12k
Brazilian video artist Éder Santos, a longtime collaborator of Stephen Vitiello, asked him for help in organizing a soundtrack for a filmic portrait of a lonely gorilla named Idi Amin, who lives in Belo Horizonte’s zoo, as a part of an installation called Boxing The Game. The original request was for a short fragment, yet Vitiello and Molly Berg recorded about 40 minutes of material to choose from, which constitute more or less 4/5 of this CD’s content.

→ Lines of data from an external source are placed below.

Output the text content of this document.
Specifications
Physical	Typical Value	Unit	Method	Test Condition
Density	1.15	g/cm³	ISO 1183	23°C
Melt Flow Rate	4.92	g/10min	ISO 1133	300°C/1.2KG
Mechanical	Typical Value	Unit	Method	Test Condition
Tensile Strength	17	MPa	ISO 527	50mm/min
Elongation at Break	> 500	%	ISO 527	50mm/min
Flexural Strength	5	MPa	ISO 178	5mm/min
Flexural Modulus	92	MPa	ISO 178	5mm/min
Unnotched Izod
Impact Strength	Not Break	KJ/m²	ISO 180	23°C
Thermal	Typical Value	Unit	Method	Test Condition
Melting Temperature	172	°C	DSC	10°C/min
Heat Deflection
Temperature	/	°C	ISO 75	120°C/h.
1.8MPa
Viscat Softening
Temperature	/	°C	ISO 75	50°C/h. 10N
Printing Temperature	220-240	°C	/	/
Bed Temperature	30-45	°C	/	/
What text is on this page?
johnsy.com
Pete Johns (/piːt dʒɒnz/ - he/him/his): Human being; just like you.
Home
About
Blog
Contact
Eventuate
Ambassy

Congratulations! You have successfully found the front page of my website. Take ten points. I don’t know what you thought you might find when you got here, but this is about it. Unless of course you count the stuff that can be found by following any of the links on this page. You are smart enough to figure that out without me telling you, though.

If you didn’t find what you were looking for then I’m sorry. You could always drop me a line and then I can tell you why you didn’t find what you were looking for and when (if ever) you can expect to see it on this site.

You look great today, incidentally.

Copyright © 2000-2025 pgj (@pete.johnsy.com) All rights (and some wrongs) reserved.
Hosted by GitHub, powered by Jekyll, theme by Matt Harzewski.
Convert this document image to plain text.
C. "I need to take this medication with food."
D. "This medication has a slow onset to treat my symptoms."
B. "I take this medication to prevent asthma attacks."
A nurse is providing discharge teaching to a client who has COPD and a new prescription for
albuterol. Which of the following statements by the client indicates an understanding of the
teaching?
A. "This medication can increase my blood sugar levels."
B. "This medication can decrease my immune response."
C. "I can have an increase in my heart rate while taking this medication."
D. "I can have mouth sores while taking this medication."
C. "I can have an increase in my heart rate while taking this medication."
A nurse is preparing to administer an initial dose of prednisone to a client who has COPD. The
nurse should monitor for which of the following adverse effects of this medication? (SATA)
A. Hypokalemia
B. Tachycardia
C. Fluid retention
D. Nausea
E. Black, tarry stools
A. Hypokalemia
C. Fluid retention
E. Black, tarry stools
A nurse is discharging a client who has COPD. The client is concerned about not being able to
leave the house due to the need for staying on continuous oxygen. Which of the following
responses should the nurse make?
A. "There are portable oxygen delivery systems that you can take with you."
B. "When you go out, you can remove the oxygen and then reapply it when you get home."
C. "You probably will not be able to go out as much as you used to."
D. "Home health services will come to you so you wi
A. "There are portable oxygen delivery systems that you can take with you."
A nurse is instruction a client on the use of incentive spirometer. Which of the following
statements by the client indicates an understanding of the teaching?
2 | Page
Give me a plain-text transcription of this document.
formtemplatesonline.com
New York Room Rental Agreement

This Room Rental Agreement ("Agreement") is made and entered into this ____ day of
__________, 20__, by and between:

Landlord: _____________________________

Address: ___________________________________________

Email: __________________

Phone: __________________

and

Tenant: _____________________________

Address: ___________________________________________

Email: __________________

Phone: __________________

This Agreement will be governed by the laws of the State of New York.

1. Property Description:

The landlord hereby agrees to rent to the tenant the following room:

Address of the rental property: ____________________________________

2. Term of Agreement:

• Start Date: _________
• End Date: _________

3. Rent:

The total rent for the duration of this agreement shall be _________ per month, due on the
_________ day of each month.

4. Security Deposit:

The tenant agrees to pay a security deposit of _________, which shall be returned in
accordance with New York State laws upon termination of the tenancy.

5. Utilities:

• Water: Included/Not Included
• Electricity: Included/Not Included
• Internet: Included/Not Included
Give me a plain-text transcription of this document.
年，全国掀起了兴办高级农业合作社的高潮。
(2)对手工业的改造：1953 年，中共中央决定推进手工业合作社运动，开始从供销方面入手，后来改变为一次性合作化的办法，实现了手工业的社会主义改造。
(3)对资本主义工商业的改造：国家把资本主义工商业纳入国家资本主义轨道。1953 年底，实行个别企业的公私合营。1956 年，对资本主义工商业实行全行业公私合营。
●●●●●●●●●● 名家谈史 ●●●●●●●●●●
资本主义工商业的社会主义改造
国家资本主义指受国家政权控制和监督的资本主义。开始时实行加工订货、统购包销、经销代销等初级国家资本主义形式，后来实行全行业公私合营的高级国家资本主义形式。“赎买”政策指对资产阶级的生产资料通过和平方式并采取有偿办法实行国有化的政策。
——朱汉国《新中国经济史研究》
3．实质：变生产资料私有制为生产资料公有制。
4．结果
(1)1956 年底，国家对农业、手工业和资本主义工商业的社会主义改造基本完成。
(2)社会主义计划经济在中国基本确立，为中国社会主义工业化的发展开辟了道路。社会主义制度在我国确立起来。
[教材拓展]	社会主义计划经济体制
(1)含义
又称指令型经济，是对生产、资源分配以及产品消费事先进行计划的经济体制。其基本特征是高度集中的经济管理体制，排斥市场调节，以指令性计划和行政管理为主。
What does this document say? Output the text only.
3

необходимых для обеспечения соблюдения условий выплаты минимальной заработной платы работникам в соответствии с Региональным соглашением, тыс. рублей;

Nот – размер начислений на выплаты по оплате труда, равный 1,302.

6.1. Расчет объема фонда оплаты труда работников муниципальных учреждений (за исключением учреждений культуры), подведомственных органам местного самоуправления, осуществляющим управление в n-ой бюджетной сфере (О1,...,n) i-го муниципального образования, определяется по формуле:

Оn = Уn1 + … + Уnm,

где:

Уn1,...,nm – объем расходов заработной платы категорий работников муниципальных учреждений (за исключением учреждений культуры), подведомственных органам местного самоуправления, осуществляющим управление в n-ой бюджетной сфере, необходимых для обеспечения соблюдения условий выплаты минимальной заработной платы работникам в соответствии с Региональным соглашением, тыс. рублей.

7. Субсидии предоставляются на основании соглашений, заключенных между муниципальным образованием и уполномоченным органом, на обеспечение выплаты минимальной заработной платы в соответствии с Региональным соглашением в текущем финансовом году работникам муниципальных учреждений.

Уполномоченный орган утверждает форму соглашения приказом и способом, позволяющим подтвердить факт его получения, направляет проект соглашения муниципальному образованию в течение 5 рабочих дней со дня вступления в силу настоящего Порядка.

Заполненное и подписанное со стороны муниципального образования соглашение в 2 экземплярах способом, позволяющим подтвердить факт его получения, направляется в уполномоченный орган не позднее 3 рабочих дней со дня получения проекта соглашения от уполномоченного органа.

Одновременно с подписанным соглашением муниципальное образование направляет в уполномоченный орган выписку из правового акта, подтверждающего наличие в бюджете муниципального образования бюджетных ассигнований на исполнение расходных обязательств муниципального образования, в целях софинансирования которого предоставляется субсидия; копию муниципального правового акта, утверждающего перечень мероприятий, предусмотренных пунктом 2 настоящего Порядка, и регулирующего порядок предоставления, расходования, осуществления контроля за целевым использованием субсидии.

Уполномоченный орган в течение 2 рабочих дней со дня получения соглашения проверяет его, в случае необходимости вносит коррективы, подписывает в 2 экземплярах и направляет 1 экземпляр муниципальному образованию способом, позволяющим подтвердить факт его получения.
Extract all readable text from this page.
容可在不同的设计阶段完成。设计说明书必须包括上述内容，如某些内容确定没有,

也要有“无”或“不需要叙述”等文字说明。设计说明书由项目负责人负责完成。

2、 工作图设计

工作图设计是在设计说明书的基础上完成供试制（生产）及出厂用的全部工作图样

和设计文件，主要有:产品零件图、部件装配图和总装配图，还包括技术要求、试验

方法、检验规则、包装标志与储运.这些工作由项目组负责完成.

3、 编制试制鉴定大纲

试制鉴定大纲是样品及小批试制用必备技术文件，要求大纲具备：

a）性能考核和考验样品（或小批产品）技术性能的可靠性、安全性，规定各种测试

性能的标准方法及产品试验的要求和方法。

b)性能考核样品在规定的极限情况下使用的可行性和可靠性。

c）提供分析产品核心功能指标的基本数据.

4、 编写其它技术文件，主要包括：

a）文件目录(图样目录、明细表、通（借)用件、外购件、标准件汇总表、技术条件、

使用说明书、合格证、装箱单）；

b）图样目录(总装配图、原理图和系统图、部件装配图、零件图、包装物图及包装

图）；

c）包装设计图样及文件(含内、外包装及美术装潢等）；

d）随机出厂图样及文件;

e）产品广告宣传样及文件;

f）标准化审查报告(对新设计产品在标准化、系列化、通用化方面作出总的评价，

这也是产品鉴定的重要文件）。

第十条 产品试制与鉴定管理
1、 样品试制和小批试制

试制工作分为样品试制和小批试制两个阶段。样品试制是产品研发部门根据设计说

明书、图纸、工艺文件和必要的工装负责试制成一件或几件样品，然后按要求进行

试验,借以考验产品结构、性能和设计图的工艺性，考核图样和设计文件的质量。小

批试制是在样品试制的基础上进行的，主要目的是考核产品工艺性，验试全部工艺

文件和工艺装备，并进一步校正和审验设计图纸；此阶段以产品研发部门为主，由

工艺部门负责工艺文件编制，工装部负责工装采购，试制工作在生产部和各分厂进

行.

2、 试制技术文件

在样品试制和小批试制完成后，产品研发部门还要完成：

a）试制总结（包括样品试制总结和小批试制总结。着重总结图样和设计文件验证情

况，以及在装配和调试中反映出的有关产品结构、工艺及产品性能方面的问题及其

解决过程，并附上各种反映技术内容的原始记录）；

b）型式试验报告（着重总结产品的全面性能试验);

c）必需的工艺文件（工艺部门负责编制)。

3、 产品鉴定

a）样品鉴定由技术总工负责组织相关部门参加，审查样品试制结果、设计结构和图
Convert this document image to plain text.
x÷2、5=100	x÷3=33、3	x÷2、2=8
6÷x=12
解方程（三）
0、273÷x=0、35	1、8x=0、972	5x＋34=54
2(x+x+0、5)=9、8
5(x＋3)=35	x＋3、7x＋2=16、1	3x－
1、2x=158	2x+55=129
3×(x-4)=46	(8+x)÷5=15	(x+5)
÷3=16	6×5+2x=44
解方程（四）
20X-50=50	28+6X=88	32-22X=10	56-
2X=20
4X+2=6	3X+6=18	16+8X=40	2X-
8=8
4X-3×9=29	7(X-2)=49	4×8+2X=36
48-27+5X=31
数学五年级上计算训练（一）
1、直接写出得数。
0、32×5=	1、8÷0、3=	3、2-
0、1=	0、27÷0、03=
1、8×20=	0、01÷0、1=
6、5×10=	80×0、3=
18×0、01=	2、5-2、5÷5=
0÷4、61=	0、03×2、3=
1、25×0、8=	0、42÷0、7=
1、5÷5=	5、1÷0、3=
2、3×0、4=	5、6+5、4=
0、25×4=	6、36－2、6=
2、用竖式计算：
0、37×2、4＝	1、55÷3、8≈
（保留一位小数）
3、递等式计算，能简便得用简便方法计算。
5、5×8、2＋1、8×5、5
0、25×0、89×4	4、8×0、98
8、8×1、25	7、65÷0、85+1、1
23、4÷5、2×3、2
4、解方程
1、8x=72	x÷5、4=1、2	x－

The couple utilized an elusive blend of instruments (clarinets, guitar, bass, electric piano), samples and field recordings, also exploiting Berg’s daydreaming vocalizations and distilling the whole into an intoxicatingly scented sonic substance. That Vitiello has returned to playing a real instrument for the first time in circa 6 years is a noteworthy detail, as it is exactly this mixture of studio seaming and semi-improvised candour that gifts this album with an appreciable feeling of wholesomeness, lots of space to roam amidst ethereal loops, assorted melodic ingenuities and improvisations that may appear démodé for the cynical among us, but on the contrary are gifted with deepness to spare. The association between the transparency of the procedures, the mesmerizingly heart-warming simplicity of the pieces, and the fact that the work is dedicated to a solitary animal whose physical aspect is, ideally, quite threatening (as opposed to the tenderness perceived throughout) is a winning combination. There’s not a single occasion in which the initial idea overstays its welcome. All that’s stretched in terms of repetition and duration is never strained, looking near to some sort of bodiless manifestation. Indeed, an easily gaugeable spiritual level characterizes the entire record.
A classic case of creative sincerity determining the birth of something that encourages repeated savouring. Though not really a milestone, surely The Gorilla Variations does good in getting close to that status, in idyllic fashion. Idi Amin would feel flattered by this treatment.